In the perfect world you need a cubic function. In real life for the input power to track the cube of speed then with the typical losses of a small machine it does work out quite close to tracking the output power to speed squared.

That is that way I do it. I take speed and use a multiplier to get a voltage proportional to speed squared. I assume battery volts is constant so output power is proportional to current.

I use a servo loop to track the current to the speed squared reference so that my output power tracks the square of the speed.

I also find that my props work best with falling tsr with wind speed but other props may not behave the same way. I am inclined to think that most as constructed here do behave that way and it is one of the reasons why the direct matching scheme works better than it otherwise would. In any case props are very tolerant and any reasonable match to the ideal loading will be so much better than no attempt so absolute perfection in the tracking is not very necessary.

Flux.

[martin1]

Thank you Flux. It's nice to know that a square function is good enough since it is so much easier to make than a cubic function.

I don't understand what you mean by servo loop. Do you have some additional circuitry between the current feedback and the PWM?

[scottsAI]

Martin1,

Recently posted on Solar MPPT controller design. Function ended up maxing only current. Controller Cycle time on solar panel could be relatively fast, as in fraction of a second.

With wind maxing out only current should work also. Have not spent much time on the thinking. Realizing the delay loop is much longer than solar. At Lower power, longer control loop delays.

Since your speed is based on loading I wold skip it. Maximize on current going into the battery. Forget everything else (as a MPPT function, pay attention to other things for battery charging controller:).

My back ground is Micro, so I would recommend using intelligence in a micro to control this wind MPPT.

Have fun,

Scott.

[martin1]

I'm not prepared to use a micro in this project. I've just recently picked up PIC programing so this project will be all analog or perhaps a mix. It make sense what you are saying about the delay being longer for wind than solar. It must take some time for the turbine to respond to load changes.

Now I'm thinking of using a digital potentiometer to deal with the delay. It could go up or down almost like a regulator with an integrating search.

[scottsAI]

Martin1,

Not surprised you say that.

After the fact the software is much easier to change vs hardware.

Intelligence in micro is superior to analog logic.

Everything has a price. Micro is typically cheaper than analog logic.

In the mid 70's fist used a micro.

This summer for a project selected a "New one".

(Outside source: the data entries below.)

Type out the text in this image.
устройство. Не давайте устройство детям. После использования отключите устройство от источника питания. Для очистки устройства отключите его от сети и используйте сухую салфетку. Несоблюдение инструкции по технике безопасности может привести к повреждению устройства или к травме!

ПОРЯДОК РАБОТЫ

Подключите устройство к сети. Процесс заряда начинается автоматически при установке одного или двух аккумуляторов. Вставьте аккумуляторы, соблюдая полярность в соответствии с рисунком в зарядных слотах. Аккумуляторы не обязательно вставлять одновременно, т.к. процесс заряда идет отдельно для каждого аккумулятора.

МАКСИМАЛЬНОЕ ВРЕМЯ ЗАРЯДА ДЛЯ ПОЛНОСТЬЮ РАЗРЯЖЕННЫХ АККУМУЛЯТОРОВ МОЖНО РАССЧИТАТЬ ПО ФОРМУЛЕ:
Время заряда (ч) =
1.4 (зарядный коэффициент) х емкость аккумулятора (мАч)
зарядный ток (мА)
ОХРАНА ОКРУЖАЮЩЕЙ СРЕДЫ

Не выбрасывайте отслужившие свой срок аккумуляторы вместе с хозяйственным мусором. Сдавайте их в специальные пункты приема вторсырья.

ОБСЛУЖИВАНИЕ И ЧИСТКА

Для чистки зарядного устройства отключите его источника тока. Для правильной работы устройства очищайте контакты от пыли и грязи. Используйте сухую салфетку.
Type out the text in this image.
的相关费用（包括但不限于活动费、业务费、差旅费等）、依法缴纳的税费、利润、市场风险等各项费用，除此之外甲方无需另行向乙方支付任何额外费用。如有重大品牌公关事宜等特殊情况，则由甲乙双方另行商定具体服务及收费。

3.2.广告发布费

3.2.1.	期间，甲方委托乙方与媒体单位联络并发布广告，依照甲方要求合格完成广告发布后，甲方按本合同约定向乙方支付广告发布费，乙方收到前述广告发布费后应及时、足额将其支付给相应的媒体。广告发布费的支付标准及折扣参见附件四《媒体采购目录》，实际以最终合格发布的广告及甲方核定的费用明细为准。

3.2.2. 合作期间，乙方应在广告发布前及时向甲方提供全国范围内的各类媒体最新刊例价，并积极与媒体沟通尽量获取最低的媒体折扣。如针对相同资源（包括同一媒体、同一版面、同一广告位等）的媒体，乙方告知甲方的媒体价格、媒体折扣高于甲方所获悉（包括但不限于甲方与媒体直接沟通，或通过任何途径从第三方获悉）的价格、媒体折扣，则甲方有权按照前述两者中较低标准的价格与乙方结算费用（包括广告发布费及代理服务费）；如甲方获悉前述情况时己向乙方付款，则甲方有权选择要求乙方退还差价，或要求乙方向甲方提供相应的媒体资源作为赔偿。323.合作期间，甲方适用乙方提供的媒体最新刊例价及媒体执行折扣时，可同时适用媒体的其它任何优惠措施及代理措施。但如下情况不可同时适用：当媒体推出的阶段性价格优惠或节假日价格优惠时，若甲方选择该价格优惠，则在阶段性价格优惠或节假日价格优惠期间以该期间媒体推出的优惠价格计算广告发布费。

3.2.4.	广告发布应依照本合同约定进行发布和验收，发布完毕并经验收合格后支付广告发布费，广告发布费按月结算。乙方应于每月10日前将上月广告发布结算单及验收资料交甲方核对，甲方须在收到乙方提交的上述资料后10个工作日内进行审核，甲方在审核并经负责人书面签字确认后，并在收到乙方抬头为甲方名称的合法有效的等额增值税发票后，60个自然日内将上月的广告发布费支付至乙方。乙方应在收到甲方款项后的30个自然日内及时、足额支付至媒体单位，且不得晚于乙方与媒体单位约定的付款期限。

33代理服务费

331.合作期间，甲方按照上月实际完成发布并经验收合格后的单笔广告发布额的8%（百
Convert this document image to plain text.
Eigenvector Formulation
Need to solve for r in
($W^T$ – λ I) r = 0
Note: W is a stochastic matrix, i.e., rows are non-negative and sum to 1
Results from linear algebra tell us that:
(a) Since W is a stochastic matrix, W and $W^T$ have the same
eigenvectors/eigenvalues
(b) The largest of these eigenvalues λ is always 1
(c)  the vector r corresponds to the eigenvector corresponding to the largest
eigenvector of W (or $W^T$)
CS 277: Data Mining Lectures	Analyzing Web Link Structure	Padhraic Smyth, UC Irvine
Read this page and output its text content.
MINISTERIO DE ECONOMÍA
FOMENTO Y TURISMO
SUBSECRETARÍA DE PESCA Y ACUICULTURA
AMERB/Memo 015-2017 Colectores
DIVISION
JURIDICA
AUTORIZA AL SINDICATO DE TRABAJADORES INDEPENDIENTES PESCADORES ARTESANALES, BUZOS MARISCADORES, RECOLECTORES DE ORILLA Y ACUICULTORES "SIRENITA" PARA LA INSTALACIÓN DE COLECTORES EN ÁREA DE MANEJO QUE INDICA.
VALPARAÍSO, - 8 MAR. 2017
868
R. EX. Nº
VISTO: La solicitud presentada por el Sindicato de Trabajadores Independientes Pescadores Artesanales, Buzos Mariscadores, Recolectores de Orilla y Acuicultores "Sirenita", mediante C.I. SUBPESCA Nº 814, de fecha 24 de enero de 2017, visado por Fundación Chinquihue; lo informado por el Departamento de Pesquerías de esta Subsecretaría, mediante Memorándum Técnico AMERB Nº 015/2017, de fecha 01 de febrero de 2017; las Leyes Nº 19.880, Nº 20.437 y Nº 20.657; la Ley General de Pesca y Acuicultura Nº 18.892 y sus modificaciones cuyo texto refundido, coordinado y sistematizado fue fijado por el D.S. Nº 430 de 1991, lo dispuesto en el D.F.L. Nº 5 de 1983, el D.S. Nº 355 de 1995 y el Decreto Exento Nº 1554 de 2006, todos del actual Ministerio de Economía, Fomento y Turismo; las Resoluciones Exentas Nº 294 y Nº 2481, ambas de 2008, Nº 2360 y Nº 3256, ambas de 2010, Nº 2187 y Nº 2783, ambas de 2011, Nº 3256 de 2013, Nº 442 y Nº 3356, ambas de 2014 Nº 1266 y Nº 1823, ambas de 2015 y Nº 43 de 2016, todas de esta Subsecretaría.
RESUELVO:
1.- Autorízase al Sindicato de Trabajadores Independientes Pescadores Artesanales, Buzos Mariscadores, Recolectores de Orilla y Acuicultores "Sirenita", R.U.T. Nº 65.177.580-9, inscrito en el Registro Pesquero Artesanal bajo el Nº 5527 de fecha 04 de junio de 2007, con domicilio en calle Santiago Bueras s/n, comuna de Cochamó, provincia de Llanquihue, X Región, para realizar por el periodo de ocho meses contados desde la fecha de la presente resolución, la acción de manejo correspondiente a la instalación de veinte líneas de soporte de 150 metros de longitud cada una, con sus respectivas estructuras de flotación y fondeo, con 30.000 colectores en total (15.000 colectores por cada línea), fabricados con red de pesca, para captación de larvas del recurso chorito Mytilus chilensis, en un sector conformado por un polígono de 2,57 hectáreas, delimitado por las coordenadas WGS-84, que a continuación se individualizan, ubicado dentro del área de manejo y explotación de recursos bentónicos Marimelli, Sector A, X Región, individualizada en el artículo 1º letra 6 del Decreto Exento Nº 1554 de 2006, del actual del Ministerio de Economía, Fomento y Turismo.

Figured it would take two weeks to learn and write the page of code. No biggie.

A month later still learning, little writing. Documentation is honorable!-(

6 weeks coding completed. Wow, way off on that one.

Have fun,

Scott.

[Flux]

I sum the speed squared voltage and the voltage proportional to current in an error amplifier and feed the error signal to the pwm.  Perhaps this was what you had in mind, it is just a servo loop as used for any analogue feedback control.

This way the current is proportional to the reference signal.

Interesting things to watch for are that if the "speed squared" signal limits then the mill goes to constant current ( run away and avoid it). If the current signal limits then it aims for constant speed and that is nice to hold the things under control and induce a measure of stall at the furling point.

For those trying to follow this but not completely understanding, it is no way a mppt controller. It is a controller to force an alternator power out to follow speed cubed at the input. It has to be set up to match a given machine. The set up is not difficult, you have to set the pwm at cut in ( error amplifier offset) and set the current gain of the current amplifier to get the correct pwm at full load.

Flux

[martin1]

Yes I will do it like that. It's far more simple than constantly searching for the maximum current output. I don't know if that is even possible.